Longhorns Look To Bounce Back From Losses at OU And ISU This Week At Home Against No. 10 West Virginia and No. 25 Baylor

Texas looks to protect its undefeated record at home in league play this week against No. 10 West Virginia on Tuesday and No. 25 Baylor on Saturday.


In the latest AP rankings released Monday, Texas (16-9, 7-5 Big 12) remained at No. 24 and West Virginia (20-5, 9-3 B12) is No. 10.

Shaka Smart called Texas’ 64-59 victory at West Virginia on Jan. 20 one of the strangest games he can remember.

WVU outrebounded Texas 49-33 including a 24-6 advantage on the offensive glass.

That resulted in WVU having 20 more shot attempts (61) than Texas (41).

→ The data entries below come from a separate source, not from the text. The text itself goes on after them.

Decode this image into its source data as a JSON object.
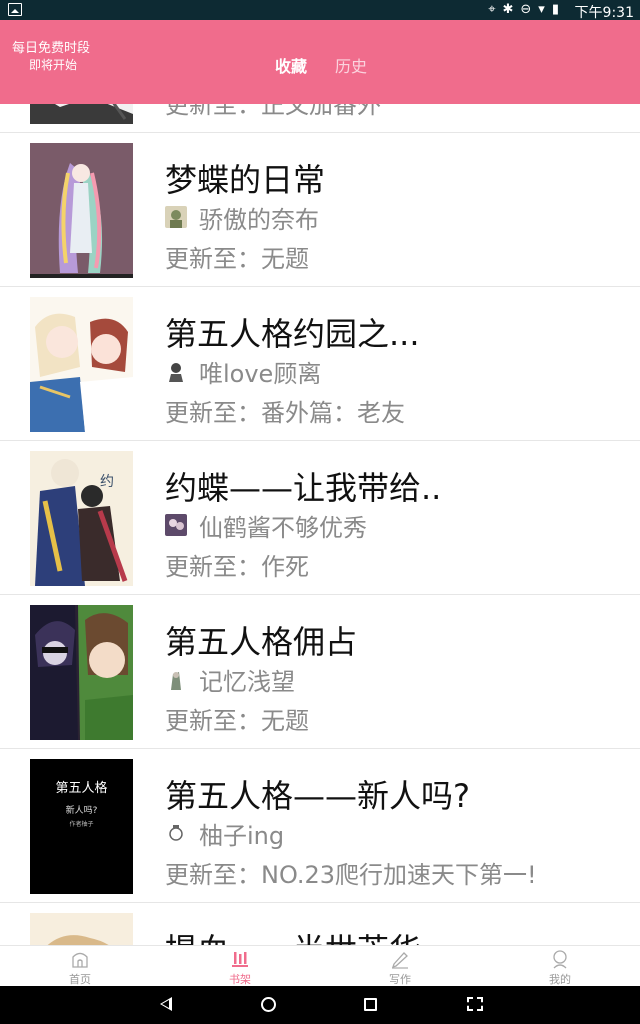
{
  "status_bar": {
    "time": "下午9:31"
  },
  "header": {
    "free_line1": "每日免费时段",
    "free_line2": "即将开始",
    "tabs": [
      {
        "label": "收藏",
        "active": true
      },
      {
        "label": "历史",
        "active": false
      }
    ],
    "accent_color": "#f06c8c"
  },
  "shelf": {
    "partial_top": {
      "update": "更新至：正文加番外"
    },
    "books": [
      {
        "title": "梦蝶的日常",
        "author": "骄傲的奈布",
        "update": "更新至：无题"
      },
      {
        "title": "第五人格约园之...",
        "author": "唯love顾离",
        "update": "更新至：番外篇：老友"
      },
      {
        "title": "约蝶——让我带给..",
        "author": "仙鹤酱不够优秀",
        "update": "更新至：作死"
      },
      {
        "title": "第五人格佣占",
        "author": "记忆浅望",
        "update": "更新至：无题"
      },
      {
        "title": "第五人格——新人吗?",
        "author": "柚子ing",
        "update": "更新至：NO.23爬行加速天下第一!",
        "cover_text": [
          "第五人格",
          "新人吗?",
          "作者柚子"
        ]
      }
    ],
    "partial_bottom": {
      "title": "提血——半世芳华"
    }
  },
  "tabbar": {
    "items": [
      {
        "label": "首页",
        "icon": "home-icon"
      },
      {
        "label": "书架",
        "icon": "bookshelf-icon",
        "active": true
      },
      {
        "label": "写作",
        "icon": "pencil-icon"
      },
      {
        "label": "我的",
        "icon": "profile-icon"
      }
    ]
  }
}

But Smart recalled how WVU got off to a tough shooting night at the free-throw line (WVU opened 1-of-9 from the foul line and finished 8-of-23 or 34.8 percent) and that seemed to help contribute to a tough shooting night overall for the Mountaineers (19 of 61 FG, 31.1 percent and 3 of 21 3PT FG, 14.3 percent).

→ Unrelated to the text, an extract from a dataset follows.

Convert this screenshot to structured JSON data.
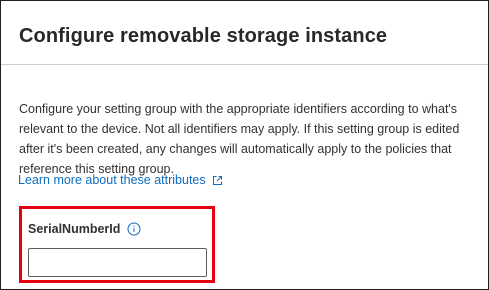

Smart said even though Isaiah Taylor was 0-of-8 shooting in the first meeting with WVU, Smart said Taylor played well, because he found other ways to impact the game.

Taylor finished with 6 rebounds, 3 assists, 0 turnovers and 2 steals.

“Outside of Javan Felix in that game (with 17 points), no one was really able to get going offensively,” Smart said. “But the most glaring thing that can’t happen again is we can’t give them 24 offensive rebounds.”



Speaking of needing to do a better job of rebounding against WVU …

Prince Ibeh has been a different player since Texas’ first game against West Virginia on Jan. 20, when Ibeh scored only 2 points, went 0-of-4 from the FT line and finished with 5 rebounds, 1 block and 4 fouls.

In the seven games since then, Ibeh has averaged 9.3 points, 7.6 rebounds, 2.85 blocks while hitting 64.1 percent from the floor and 68.2 percent from the foul line (15 of 22 FTs).

“Knock on wood, I think Prince will be good tomorrow (vs WVU),” Smart said. “I saw a determination in him yesterday (Sunday) in practice.”

Smart said more and more NBA scouts are stopping by practice to watch Ibeh.

“There’s a lot to like about an athletic, 6-11 guy who can rebound and block shots,” Smart said. “I just keep telling him, ‘The more you care, the better you’ll do.’”  



A reporter framed a question on Monday to Shaka Smart by saying the fact Texas has four of its final six games at home “is a very favorable” – even though those four games are all against ranked opponents …

No. 10 WVU on Tuesday

No. 24 Baylor on Saturday

No. 3 Oklahoma on Feb. 27 

No. 2 Kansas on Feb. 29

“Favorable would be to play Kenyon College, where I played,” Smart said, drawing laughter.



Despite back-to-back losses on the road last week at OU and Iowa State, Smart said he’s not seeing his team with an ‘Oh no’ outlook on schedule ahead.

“I don’t get the sense from them that it’s, ‘Oh no,’” Smart said. “I get the sense from them that, ‘We could be really good.’

“But here’s the connector: there’s a real challenge in getting everyone playing at a high level at the same time.”

Lately, it’s been two or three players stepping up per game. But it’s been different players from game to game.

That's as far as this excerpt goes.